BKSDA Kalsel dan SBI menilai pelepasliaran ke alam secara langsung akan lebih baik mengingat kondisi bekantan tersebut sudah dewasa dan sehat serta tidak memiliki riwayat sakit bawaan yang bisa menularkan penyakit di alam barunya nanti.

Menurut Amalia Rezeki, bekantan yang diselamatkan oleh tim Satpolair Polresta Banjarmasin tersebut bisa saja akan melakukan migrasi karena habitatnya yang mulai rusak sehingga ketersediaan pakannya mulai berkurang.

"Memang saat ini habitat dan populasi bekantan banyak mengalami kerusakan dan penurunan kualitas.

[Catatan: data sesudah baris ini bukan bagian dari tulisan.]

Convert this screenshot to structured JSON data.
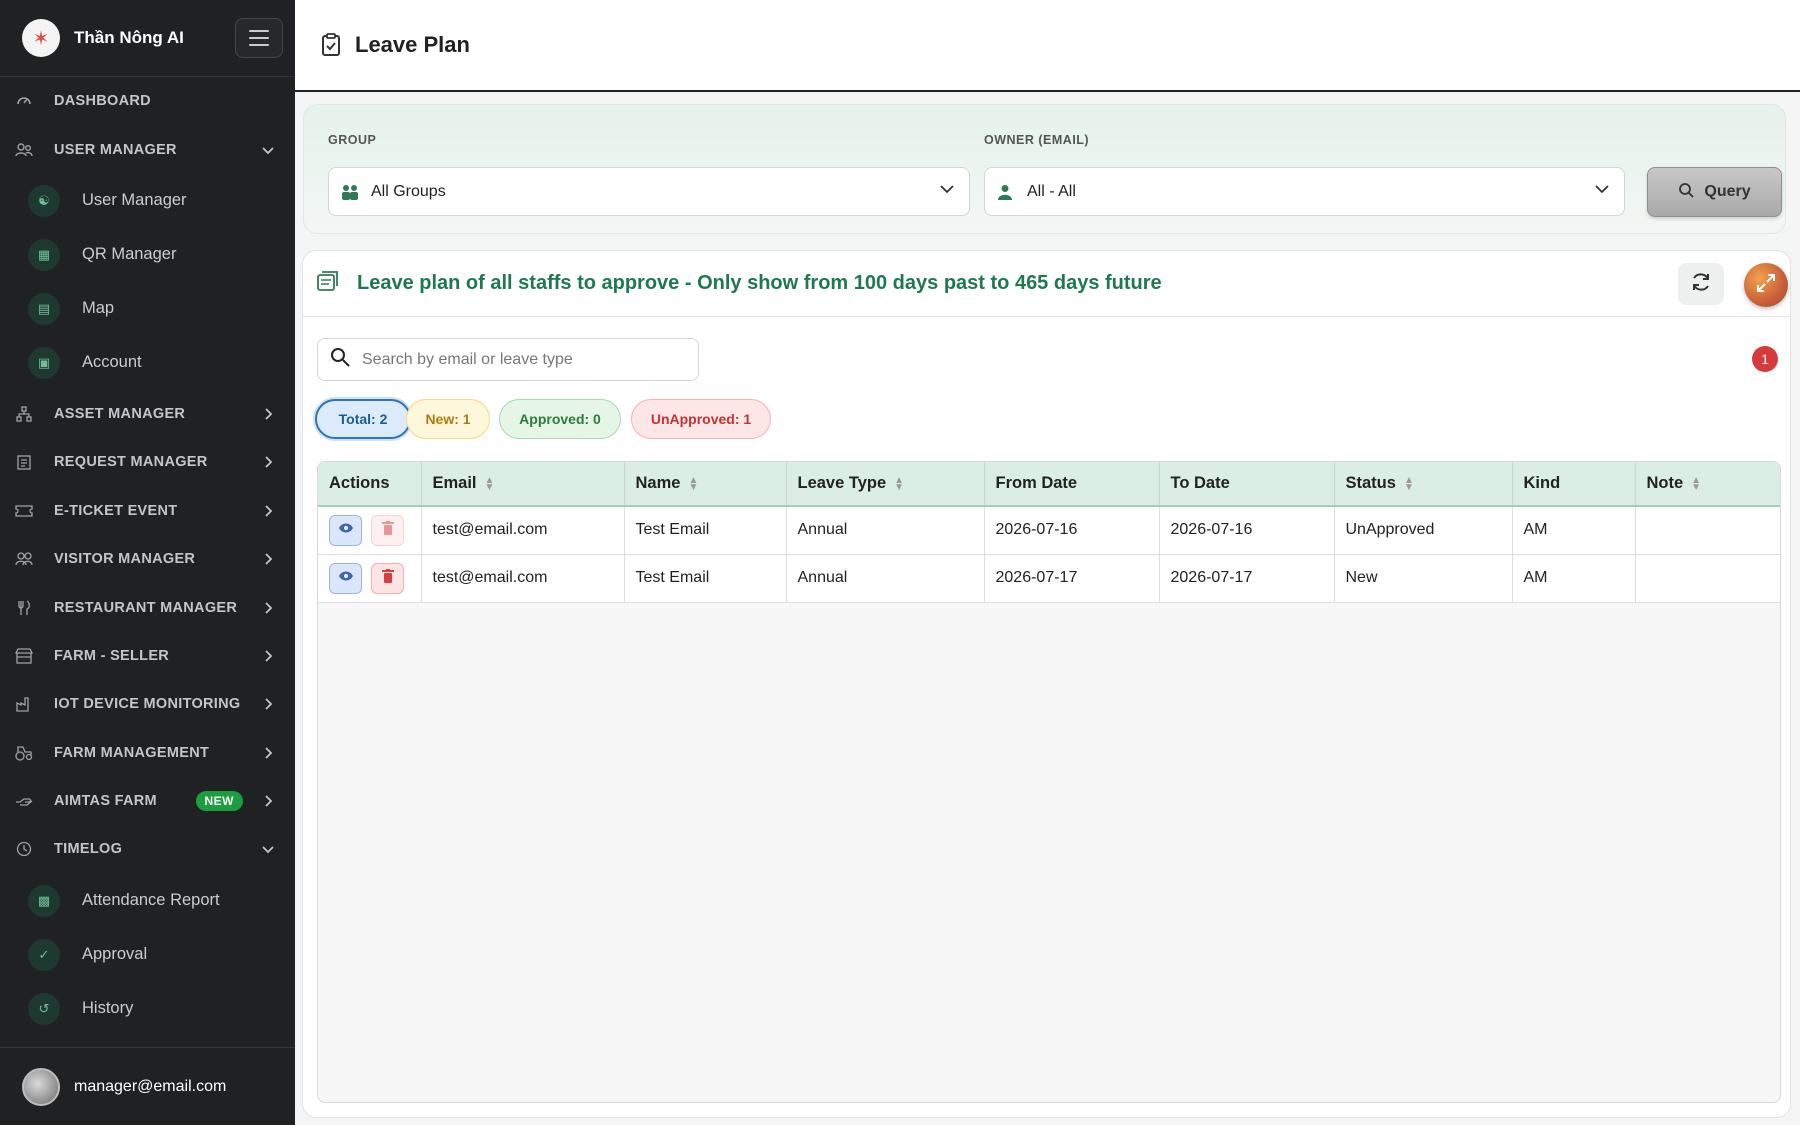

Luas hutan yang menjadi habitat bekantan di Kalimantan pada awalnya diperkirakan 29.500 km2, dari luas tersebut, 40 persen di antaranya sudah berubah fungsi dan hanya 41 persen yang tersisa di kawasan konservasi," katanya.

Kondisi ini diikuti dengan penurunan populasi bekantan, tahun 1986 populasi bekantan diperkirakan lebih dari 250.000 ekor dan 25.000 ekor di antaranya berada dikawasan konservasi, tahun 1994 terjadi penurunan populasi bekantan yang sangat drastis menjadi hanya sekitar 114.000 ekor.

Di Kalimantan Selatan tersisa sekitar 4.500 - 5.000 ekor saja, katanya, seraya menjelaskan bekantan yang dikenal dengan istilah ilmiahnya nasalis larvatus, merupakan primata endemik Kalimantan dan termasuk dalam subfamili Colobinae.

Bekantan dilindungi keberadaannya berdasarkan Peraturan Pemerintah Nomor 7 tahun 1999, dan secara internasional termasuk dalam Appendix I CITES (Convention on International Trade in Endangered Species of Wild Fauna and Flora) serta termasuk dalam katagori terancam punah - Endangered Species oleh lembaga Internasional IUCN ( International Union for the Conservation of Nature and Natural Resources ) sejak tahun 2000.

Selain itu sejak tahun 1990, bekantan ditetapkan sebagai maskot Provinsi Kalimantan Selatan. Untuk itu SBI mengimbau masyarakat yang masih memelihara bekantan, untuk segera menyerahkannya ke BKSDA Kalsel atau SBI, mengingat memelihara bekantan ada konsekuensi hukumnya, jelas Amalia Rezeki.